Working the long con and damn near getting away with it, this kissing cousin to Fargo, Cedar Rapids, and Win Win makes for a surprisingly entertaining and nonderivative February time-passer, its wretched mid-winter Wisconsin setting notwithstanding. (Minnesota subs in convincingly.) Greg Kinnear steps out of incredulous do-gooding sad-sack mode to play Mickey Prohaska, an independent insurance agent, low-level sociopath, and burgeoning grand larcenist. Thanks to a helpful but gormless colleague (David Harbour), Mickey foists a policy on seemingly naïve farm widower Gorvy (Alan Arkin, doing his funny-accent thing), who happens to own a million-dollar violin he knows nothing about. Things go sour when Mickey’s attempt to steal the fiddle is fatally complicated by loudmouth psycho locksmith Randy (Billy Crudup) and continue to devolve despite—or because of—a sweet claim payoff from the agency home office.

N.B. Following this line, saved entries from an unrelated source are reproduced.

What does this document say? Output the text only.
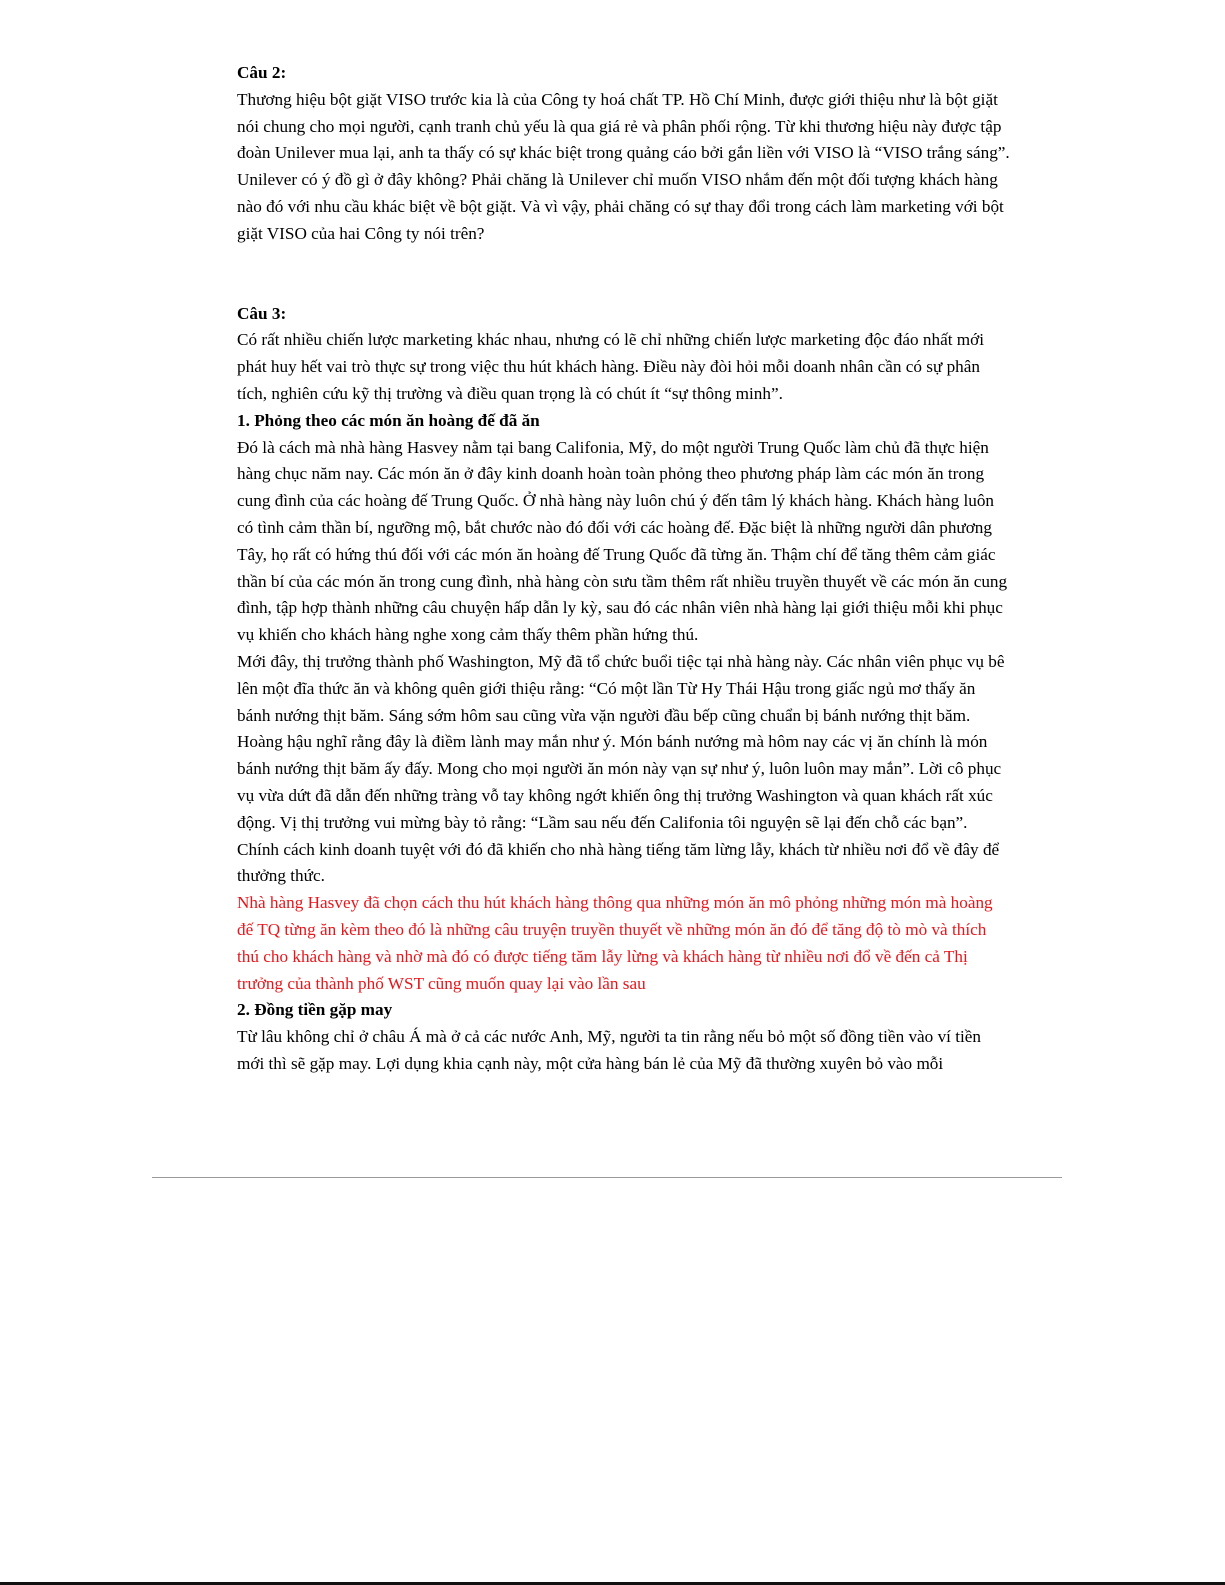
Câu 2:

Thương hiệu bột giặt VISO trước kia là của Công ty hoá chất TP. Hồ Chí Minh, được giới thiệu như là bột giặt nói chung cho mọi người, cạnh tranh chủ yếu là qua giá rẻ và phân phối rộng. Từ khi thương hiệu này được tập đoàn Unilever mua lại, anh ta thấy có sự khác biệt trong quảng cáo bởi gắn liền với VISO là “VISO trắng sáng”. Unilever có ý đồ gì ở đây không? Phải chăng là Unilever chỉ muốn VISO nhắm đến một đối tượng khách hàng nào đó với nhu cầu khác biệt về bột giặt. Và vì vậy, phải chăng có sự thay đổi trong cách làm marketing với bột giặt VISO của hai Công ty nói trên?

Câu 3:

Có rất nhiều chiến lược marketing khác nhau, nhưng có lẽ chỉ những chiến lược marketing độc đáo nhất mới phát huy hết vai trò thực sự trong việc thu hút khách hàng. Điều này đòi hỏi mỗi doanh nhân cần có sự phân tích, nghiên cứu kỹ thị trường và điều quan trọng là có chút ít “sự thông minh”.

1. Phỏng theo các món ăn hoàng đế đã ăn

Đó là cách mà nhà hàng Hasvey nằm tại bang Califonia, Mỹ, do một người Trung Quốc làm chủ đã thực hiện hàng chục năm nay. Các món ăn ở đây kinh doanh hoàn toàn phỏng theo phương pháp làm các món ăn trong cung đình của các hoàng đế Trung Quốc. Ở nhà hàng này luôn chú ý đến tâm lý khách hàng. Khách hàng luôn có tình cảm thần bí, ngưỡng mộ, bắt chước nào đó đối với các hoàng đế. Đặc biệt là những người dân phương Tây, họ rất có hứng thú đối với các món ăn hoàng đế Trung Quốc đã từng ăn. Thậm chí để tăng thêm cảm giác thần bí của các món ăn trong cung đình, nhà hàng còn sưu tầm thêm rất nhiều truyền thuyết về các món ăn cung đình, tập hợp thành những câu chuyện hấp dẫn ly kỳ, sau đó các nhân viên nhà hàng lại giới thiệu mỗi khi phục vụ khiến cho khách hàng nghe xong cảm thấy thêm phần hứng thú.

Mới đây, thị trưởng thành phố Washington, Mỹ đã tổ chức buổi tiệc tại nhà hàng này. Các nhân viên phục vụ bê lên một đĩa thức ăn và không quên giới thiệu rằng: “Có một lần Từ Hy Thái Hậu trong giấc ngủ mơ thấy ăn bánh nướng thịt băm. Sáng sớm hôm sau cũng vừa vặn người đầu bếp cũng chuẩn bị bánh nướng thịt băm. Hoàng hậu nghĩ rằng đây là điềm lành may mắn như ý. Món bánh nướng mà hôm nay các vị ăn chính là món bánh nướng thịt băm ấy đấy. Mong cho mọi người ăn món này vạn sự như ý, luôn luôn may mắn”. Lời cô phục vụ vừa dứt đã dẫn đến những tràng vỗ tay không ngớt khiến ông thị trưởng Washington và quan khách rất xúc động. Vị thị trưởng vui mừng bày tỏ rằng: “Lầm sau nếu đến Califonia tôi nguyện sẽ lại đến chỗ các bạn”.

Chính cách kinh doanh tuyệt với đó đã khiến cho nhà hàng tiếng tăm lừng lẫy, khách từ nhiều nơi đổ về đây để thưởng thức.

Nhà hàng Hasvey đã chọn cách thu hút khách hàng thông qua những món ăn mô phỏng những món mà hoàng đế TQ từng ăn kèm theo đó là những câu truyện truyền thuyết về những món ăn đó để tăng độ tò mò và thích thú cho khách hàng và nhờ mà đó có được tiếng tăm lẫy lừng và khách hàng từ nhiều nơi đổ về đến cả Thị trưởng của thành phố WST cũng muốn quay lại vào lần sau

2. Đồng tiền gặp may

Từ lâu không chỉ ở châu Á mà ở cả các nước Anh, Mỹ, người ta tin rằng nếu bỏ một số đồng tiền vào ví tiền mới thì sẽ gặp may. Lợi dụng khia cạnh này, một cửa hàng bán lẻ của Mỹ đã thường xuyên bỏ vào mỗi
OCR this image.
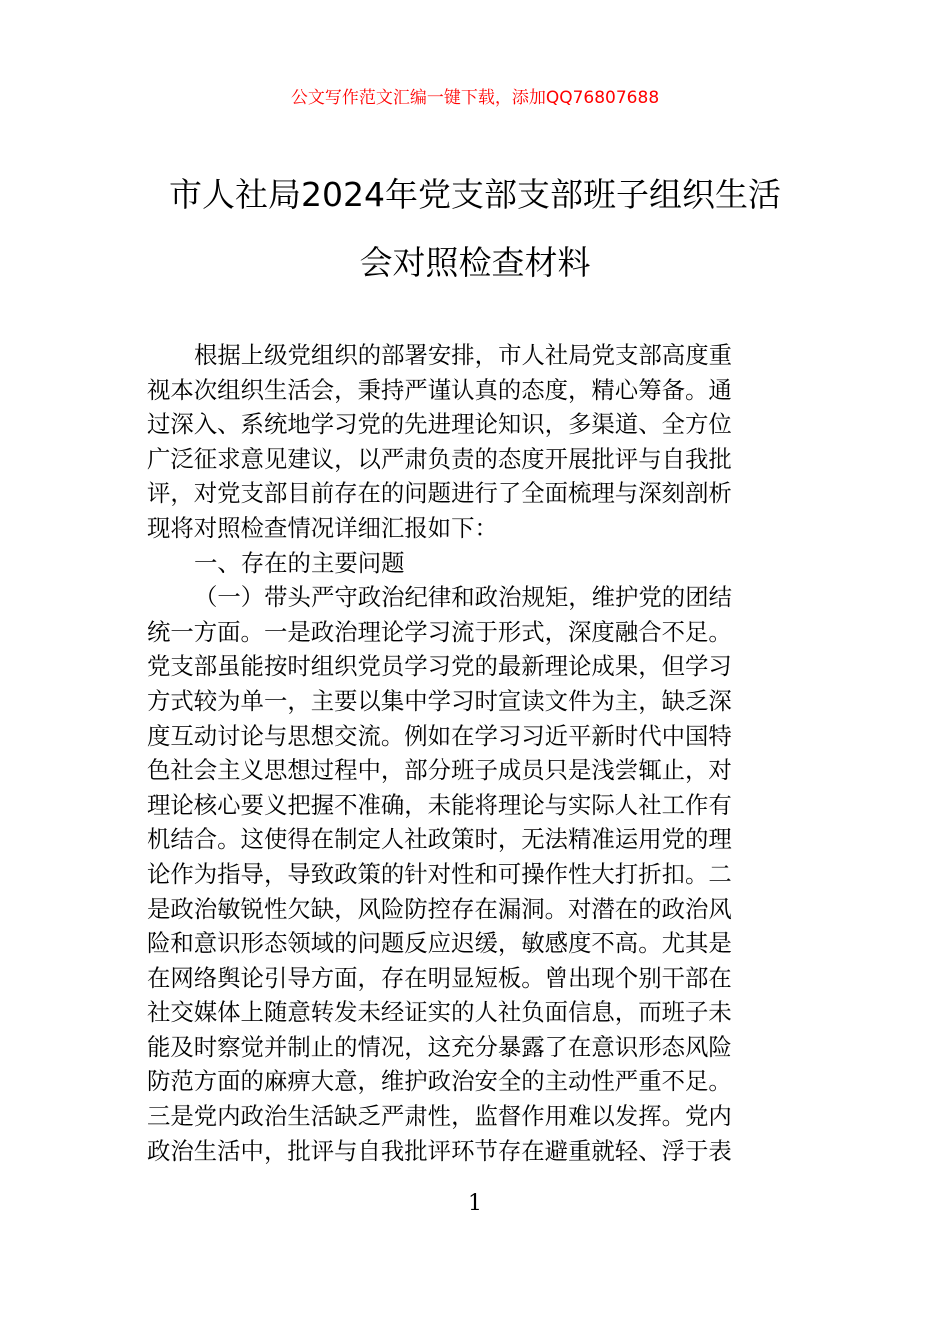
公文写作范文汇编一键下载，添加QQ76807688
市人社局2024年党支部支部班子组织生活
会对照检查材料
根据上级党组织的部署安排，市人社局党支部高度重
视本次组织生活会，秉持严谨认真的态度，精心筹备。通
过深入、系统地学习党的先进理论知识，多渠道、全方位
广泛征求意见建议，以严肃负责的态度开展批评与自我批
评，对党支部目前存在的问题进行了全面梳理与深刻剖析
现将对照检查情况详细汇报如下：
一、存在的主要问题
（一）带头严守政治纪律和政治规矩，维护党的团结
统一方面。一是政治理论学习流于形式，深度融合不足。
党支部虽能按时组织党员学习党的最新理论成果，但学习
方式较为单一，主要以集中学习时宣读文件为主，缺乏深
度互动讨论与思想交流。例如在学习习近平新时代中国特
色社会主义思想过程中，部分班子成员只是浅尝辄止，对
理论核心要义把握不准确，未能将理论与实际人社工作有
机结合。这使得在制定人社政策时，无法精准运用党的理
论作为指导，导致政策的针对性和可操作性大打折扣。二
是政治敏锐性欠缺，风险防控存在漏洞。对潜在的政治风
险和意识形态领域的问题反应迟缓，敏感度不高。尤其是
在网络舆论引导方面，存在明显短板。曾出现个别干部在
社交媒体上随意转发未经证实的人社负面信息，而班子未
能及时察觉并制止的情况，这充分暴露了在意识形态风险
防范方面的麻痹大意，维护政治安全的主动性严重不足。
三是党内政治生活缺乏严肃性，监督作用难以发挥。党内
政治生活中，批评与自我批评环节存在避重就轻、浮于表
1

There’s nothing in Thin Ice that hasn’t been done before, and it’s far from eye candy, but director Jill Sprecher (who last helmed 2001’s Thirteen Conversations About One Thing) gets impressively loose, funny but respectful performances from her cast and generally keeps the film moving along briskly. Until it, like Mickey’s plan, crumbles under the weight of its own contrivances, that is; suffice to say that nothing—as the opening voiceover telegraphs—is quite what it seems. Fair enough for off-season but ending the movie with a protracted, mostly verbal explanation of the ways in which we’ve been duped somewhat erodes the goodwill Thin Ice has built and accentuates its many improbabilities to boot. All the climactic chitchat, it turns out, isn’t unlike having Randy unload one of his screeching hissy fits in your ear and provides a clue as to why most con-man flicks favor the swindler’s point of view.